Welcome to the February issue of MicroMetric's TipSheet.

This monthly newsletter is targeted at addressing the needs of our customers.

This month we'll continue a series of tips on Stopping Aggravations, from a recent issue of PC World.


If you don't need complex software suites with dozens of features you never plan to use, why buy them in the first place? Many free applications do the job without complications like product activation or digital rights management schemes. Here are a few.

INSTEAD OF Microsoft Office you could use OpenOffice and save yourself $300, 200MB of storage, and 128MB of RAM Comments OpenOffice, a completely free alternative, lacks the security problems, assistants, and background apps Microsoft Office brings along.

INSTEAD OF Windows Media Player you could use Quintessential Player and save yourself from having to deal with the constraints of digital rights management Comments The Quintessential Player can play any video or audio file format except QuickTime and Real.

INSTEAD OF Internet Explorer you could use Firefox, Mozilla, Opera, or any other browser and save yourself from the danger of ActiveX and security flaws that let spyware and worms get on your PC Comments Internet Explorer might get patches to fix its many bugs, but repairing our trust in the browser will take longer.

INSTEAD OF McAfee VirusScan you could use AVG Anti-Virus and save yourself $50 to $70 to purchase the software, and $20 to $30 a year for renewals Comments AVG is an award-winning, simple, powerful, and utterly free antivirus program.

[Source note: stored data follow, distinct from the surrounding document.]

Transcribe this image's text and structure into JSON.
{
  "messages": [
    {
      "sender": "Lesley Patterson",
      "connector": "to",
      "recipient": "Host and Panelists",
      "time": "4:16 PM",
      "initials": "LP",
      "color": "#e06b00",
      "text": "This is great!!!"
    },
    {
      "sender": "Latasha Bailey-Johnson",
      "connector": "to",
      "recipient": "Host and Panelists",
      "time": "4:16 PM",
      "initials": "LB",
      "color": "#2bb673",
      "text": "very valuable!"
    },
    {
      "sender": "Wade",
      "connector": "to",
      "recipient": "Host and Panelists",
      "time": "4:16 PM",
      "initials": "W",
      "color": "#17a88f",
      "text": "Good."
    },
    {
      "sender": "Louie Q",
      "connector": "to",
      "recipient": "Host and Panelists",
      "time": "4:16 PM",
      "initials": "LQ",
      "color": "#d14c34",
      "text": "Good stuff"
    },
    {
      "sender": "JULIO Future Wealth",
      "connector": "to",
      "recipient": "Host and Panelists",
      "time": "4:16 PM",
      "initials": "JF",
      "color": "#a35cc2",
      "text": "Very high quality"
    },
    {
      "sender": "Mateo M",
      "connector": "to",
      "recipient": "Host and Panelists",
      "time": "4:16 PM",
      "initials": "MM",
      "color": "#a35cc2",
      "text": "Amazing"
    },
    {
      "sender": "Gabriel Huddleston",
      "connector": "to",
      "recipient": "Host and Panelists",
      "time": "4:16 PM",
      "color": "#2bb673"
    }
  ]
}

INSTEAD OF Norton Internet Security you could use ZoneAlarm 5, or Windows XP SP2 and save yourself $70 Comments With free firewalls like this, who needs to buy one?

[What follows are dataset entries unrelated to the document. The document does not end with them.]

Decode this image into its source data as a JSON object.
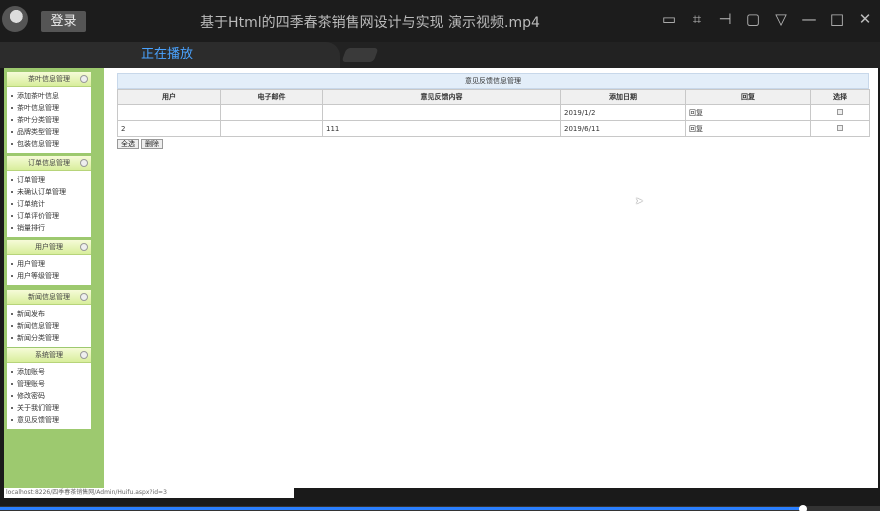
{
  "titlebar": {
    "login": "登录",
    "title": "基于Html的四季春茶销售网设计与实现 演示视频.mp4"
  },
  "tabbar": {
    "active_tab": "正在播放"
  },
  "sidebar": {
    "groups": [
      {
        "title": "茶叶信息管理",
        "items": [
          "添加茶叶信息",
          "茶叶信息管理",
          "茶叶分类管理",
          "品牌类型管理",
          "包装信息管理"
        ]
      },
      {
        "title": "订单信息管理",
        "items": [
          "订单管理",
          "未确认订单管理",
          "订单统计",
          "订单评价管理",
          "销量排行"
        ]
      },
      {
        "title": "用户管理",
        "items": [
          "用户管理",
          "用户等级管理"
        ]
      },
      {
        "title": "新闻信息管理",
        "items": [
          "新闻发布",
          "新闻信息管理",
          "新闻分类管理"
        ]
      },
      {
        "title": "系统管理",
        "items": [
          "添加账号",
          "管理账号",
          "修改密码",
          "关于我们管理",
          "意见反馈管理"
        ]
      }
    ]
  },
  "main": {
    "caption": "意见反馈信息管理",
    "columns": [
      "用户",
      "电子邮件",
      "意见反馈内容",
      "添加日期",
      "回复",
      "选择"
    ],
    "rows": [
      [
        "",
        "",
        "",
        "2019/1/2",
        "回复"
      ],
      [
        "2",
        "",
        "111",
        "2019/6/11",
        "回复"
      ]
    ],
    "buttons": {
      "select_all": "全选",
      "delete": "删除"
    }
  },
  "status": {
    "url": "localhost:8226/四季春茶销售网/Admin/Huifu.aspx?id=3"
  },
  "playback": {
    "progress": 0.912,
    "accent": "#2a7fff"
  }
}
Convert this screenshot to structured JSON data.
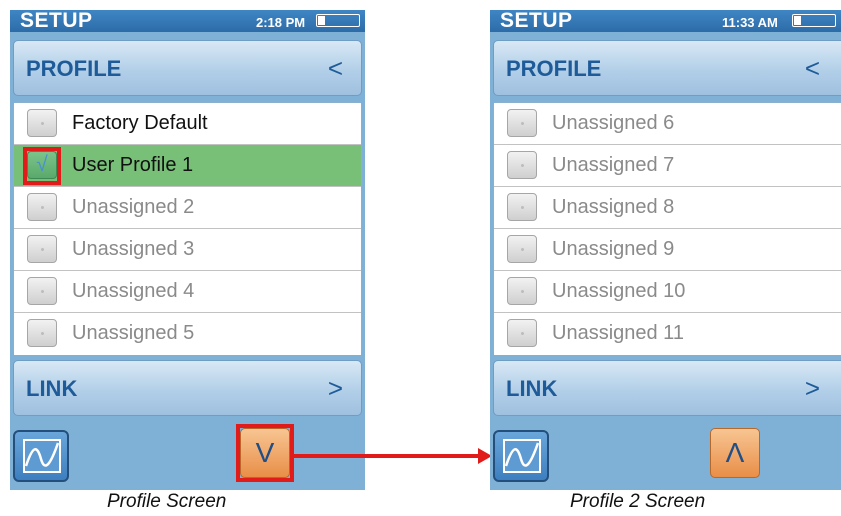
{
  "screens": [
    {
      "status": {
        "title": "SETUP",
        "time": "2:18 PM"
      },
      "profile_bar": {
        "label": "PROFILE",
        "arrow": "<"
      },
      "rows": [
        {
          "label": "Factory Default",
          "state": "assigned"
        },
        {
          "label": "User Profile 1",
          "state": "selected"
        },
        {
          "label": "Unassigned 2",
          "state": "unassigned"
        },
        {
          "label": "Unassigned 3",
          "state": "unassigned"
        },
        {
          "label": "Unassigned 4",
          "state": "unassigned"
        },
        {
          "label": "Unassigned 5",
          "state": "unassigned"
        }
      ],
      "check_glyph": "√",
      "link_bar": {
        "label": "LINK",
        "arrow": ">"
      },
      "page_button": "V",
      "caption": "Profile Screen"
    },
    {
      "status": {
        "title": "SETUP",
        "time": "11:33 AM"
      },
      "profile_bar": {
        "label": "PROFILE",
        "arrow": "<"
      },
      "rows": [
        {
          "label": "Unassigned 6",
          "state": "unassigned"
        },
        {
          "label": "Unassigned 7",
          "state": "unassigned"
        },
        {
          "label": "Unassigned 8",
          "state": "unassigned"
        },
        {
          "label": "Unassigned 9",
          "state": "unassigned"
        },
        {
          "label": "Unassigned 10",
          "state": "unassigned"
        },
        {
          "label": "Unassigned 11",
          "state": "unassigned"
        }
      ],
      "link_bar": {
        "label": "LINK",
        "arrow": ">"
      },
      "page_button": "Λ",
      "caption": "Profile 2 Screen"
    }
  ],
  "icons": {
    "graph_button": "graph-icon",
    "battery": "battery-icon"
  },
  "colors": {
    "status_bar": "#3f86c4",
    "screen_background": "#7fb0d6",
    "selected_row": "#78c077",
    "page_button": "#e98e48",
    "highlight": "#e11a1a",
    "label_blue": "#1f5b98"
  }
}
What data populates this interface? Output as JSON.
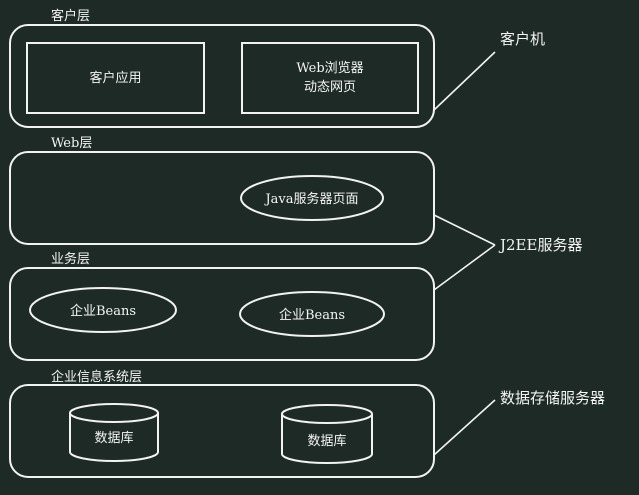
{
  "layers": {
    "client": {
      "title": "客户层",
      "app": "客户应用",
      "browser_line1": "Web浏览器",
      "browser_line2": "动态网页"
    },
    "web": {
      "title": "Web层",
      "jsp": "Java服务器页面"
    },
    "business": {
      "title": "业务层",
      "bean1": "企业Beans",
      "bean2": "企业Beans"
    },
    "eis": {
      "title": "企业信息系统层",
      "db1": "数据库",
      "db2": "数据库"
    }
  },
  "machines": {
    "client": "客户机",
    "j2ee": "J2EE服务器",
    "storage": "数据存储服务器"
  },
  "colors": {
    "background": "#1e2a25",
    "foreground": "#f2f2f2"
  }
}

While it's good to eliminate unneeded services, applications, and other PC clutter, going too far can turn a PC that's merely annoying into a nonfunctioning one. If you run Windows XP, the System Restore tool can and will save your behind (and your system) if you ever cross the line that divides PC simplification from a PC lobotomy.

In general, if you're not sure whether uninstalling or disabling a program or service is a good idea, leave it be. Google is a great way to find out what a particular program is--just search for the file name. Be certain you know what a program or service does before you disable it, lest you turn off something Windows needs to boot.

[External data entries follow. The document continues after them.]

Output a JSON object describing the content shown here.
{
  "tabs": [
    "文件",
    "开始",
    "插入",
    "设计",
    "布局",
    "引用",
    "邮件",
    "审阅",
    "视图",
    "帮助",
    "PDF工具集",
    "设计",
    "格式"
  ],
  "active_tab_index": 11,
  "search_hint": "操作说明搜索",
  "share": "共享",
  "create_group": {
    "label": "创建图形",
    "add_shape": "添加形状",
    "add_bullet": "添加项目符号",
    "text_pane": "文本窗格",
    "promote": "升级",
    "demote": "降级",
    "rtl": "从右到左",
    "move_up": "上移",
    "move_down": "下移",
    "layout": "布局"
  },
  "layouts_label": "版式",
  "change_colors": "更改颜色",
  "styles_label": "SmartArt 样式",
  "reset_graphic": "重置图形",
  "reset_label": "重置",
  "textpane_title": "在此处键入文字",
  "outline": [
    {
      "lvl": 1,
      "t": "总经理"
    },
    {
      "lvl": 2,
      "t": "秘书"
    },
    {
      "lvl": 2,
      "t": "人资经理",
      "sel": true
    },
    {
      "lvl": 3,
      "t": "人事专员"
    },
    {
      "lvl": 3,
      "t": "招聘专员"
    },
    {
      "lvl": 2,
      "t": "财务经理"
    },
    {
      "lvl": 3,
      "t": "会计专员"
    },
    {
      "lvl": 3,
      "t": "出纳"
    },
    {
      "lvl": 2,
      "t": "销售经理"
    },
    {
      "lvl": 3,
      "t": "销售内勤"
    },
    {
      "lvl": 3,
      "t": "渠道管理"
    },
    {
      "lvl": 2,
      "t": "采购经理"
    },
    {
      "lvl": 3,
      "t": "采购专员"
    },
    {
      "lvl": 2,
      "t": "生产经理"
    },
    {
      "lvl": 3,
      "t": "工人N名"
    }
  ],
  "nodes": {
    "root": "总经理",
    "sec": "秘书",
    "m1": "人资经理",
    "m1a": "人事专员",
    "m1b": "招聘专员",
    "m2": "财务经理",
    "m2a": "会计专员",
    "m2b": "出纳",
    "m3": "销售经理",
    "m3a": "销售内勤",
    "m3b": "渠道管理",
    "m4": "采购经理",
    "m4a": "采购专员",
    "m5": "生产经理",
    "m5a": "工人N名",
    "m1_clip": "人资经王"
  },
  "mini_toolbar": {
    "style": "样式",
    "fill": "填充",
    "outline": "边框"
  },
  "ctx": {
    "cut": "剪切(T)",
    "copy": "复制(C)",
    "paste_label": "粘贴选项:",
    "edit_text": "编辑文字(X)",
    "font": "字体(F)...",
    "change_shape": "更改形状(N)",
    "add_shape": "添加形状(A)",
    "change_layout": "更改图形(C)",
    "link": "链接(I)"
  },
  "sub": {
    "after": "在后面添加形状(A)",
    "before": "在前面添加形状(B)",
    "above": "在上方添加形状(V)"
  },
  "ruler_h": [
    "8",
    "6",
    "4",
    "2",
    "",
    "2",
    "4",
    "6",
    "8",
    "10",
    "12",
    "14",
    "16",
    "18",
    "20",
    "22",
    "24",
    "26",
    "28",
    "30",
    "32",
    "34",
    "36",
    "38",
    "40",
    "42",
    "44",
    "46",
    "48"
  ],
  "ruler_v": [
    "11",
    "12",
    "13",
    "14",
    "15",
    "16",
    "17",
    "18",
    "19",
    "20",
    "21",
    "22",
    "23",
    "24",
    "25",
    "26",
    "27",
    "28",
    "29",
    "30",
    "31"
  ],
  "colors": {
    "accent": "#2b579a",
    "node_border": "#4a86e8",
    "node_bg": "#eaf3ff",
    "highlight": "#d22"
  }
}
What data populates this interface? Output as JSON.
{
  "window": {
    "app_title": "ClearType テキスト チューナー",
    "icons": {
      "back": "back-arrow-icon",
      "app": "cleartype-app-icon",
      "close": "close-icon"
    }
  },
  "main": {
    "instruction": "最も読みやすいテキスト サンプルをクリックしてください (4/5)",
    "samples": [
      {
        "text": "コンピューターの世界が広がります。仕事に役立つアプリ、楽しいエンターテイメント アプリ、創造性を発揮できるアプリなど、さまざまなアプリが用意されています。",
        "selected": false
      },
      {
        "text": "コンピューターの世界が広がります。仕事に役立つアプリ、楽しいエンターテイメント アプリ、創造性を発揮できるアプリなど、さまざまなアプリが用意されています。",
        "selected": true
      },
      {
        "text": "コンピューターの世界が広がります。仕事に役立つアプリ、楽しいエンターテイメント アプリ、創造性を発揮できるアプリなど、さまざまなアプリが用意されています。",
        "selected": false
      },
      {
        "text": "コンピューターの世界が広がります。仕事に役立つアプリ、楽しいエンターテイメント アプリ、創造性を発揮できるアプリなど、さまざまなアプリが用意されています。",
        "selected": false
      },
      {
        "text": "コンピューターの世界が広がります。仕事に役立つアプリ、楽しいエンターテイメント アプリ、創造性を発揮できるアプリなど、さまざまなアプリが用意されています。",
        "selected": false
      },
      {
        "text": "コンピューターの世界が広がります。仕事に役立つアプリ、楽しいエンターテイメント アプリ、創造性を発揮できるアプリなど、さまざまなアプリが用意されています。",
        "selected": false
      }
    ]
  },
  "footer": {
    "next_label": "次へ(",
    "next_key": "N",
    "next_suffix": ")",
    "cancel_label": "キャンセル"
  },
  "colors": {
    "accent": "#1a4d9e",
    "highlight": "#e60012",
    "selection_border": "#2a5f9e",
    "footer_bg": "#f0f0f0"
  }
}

To prepare for that possibility, make a bootable Windows XP emergency recovery CD before you start simplifying. Once you make the CD, test it, then put it somewhere safe and pray you'll never have to use it.

You're better off disabling those things you know are unnecessary, and then monitoring the PC for a day, just to make sure you haven't broken something. Always proceed with your simplification carefully, disabling one service or program at a time, and then rebooting to see if its absence causes a problem on startup.

If all is well, create a new restore point using Windows XP's System Restore tool, which takes snapshots of your system configuration and can restore a botched simplification effort with a few mouse clicks. Creating a restore point with this tool is easy: Choose Start, All Programs (or Programs), Accessories, System Tools, System Restore, select Create a restore point, click Next, enter a description of the restore point (such as 'right before starting simplification'), and then click Create.

System Restore also lets you create a restore point before you install new software, allowing you to back out of any unwanted changes the new program makes to your system. Thanks to System Restore and the emergency recovery CD, you can feel relatively free to simplify without much risk of turning your PC into a paperweight.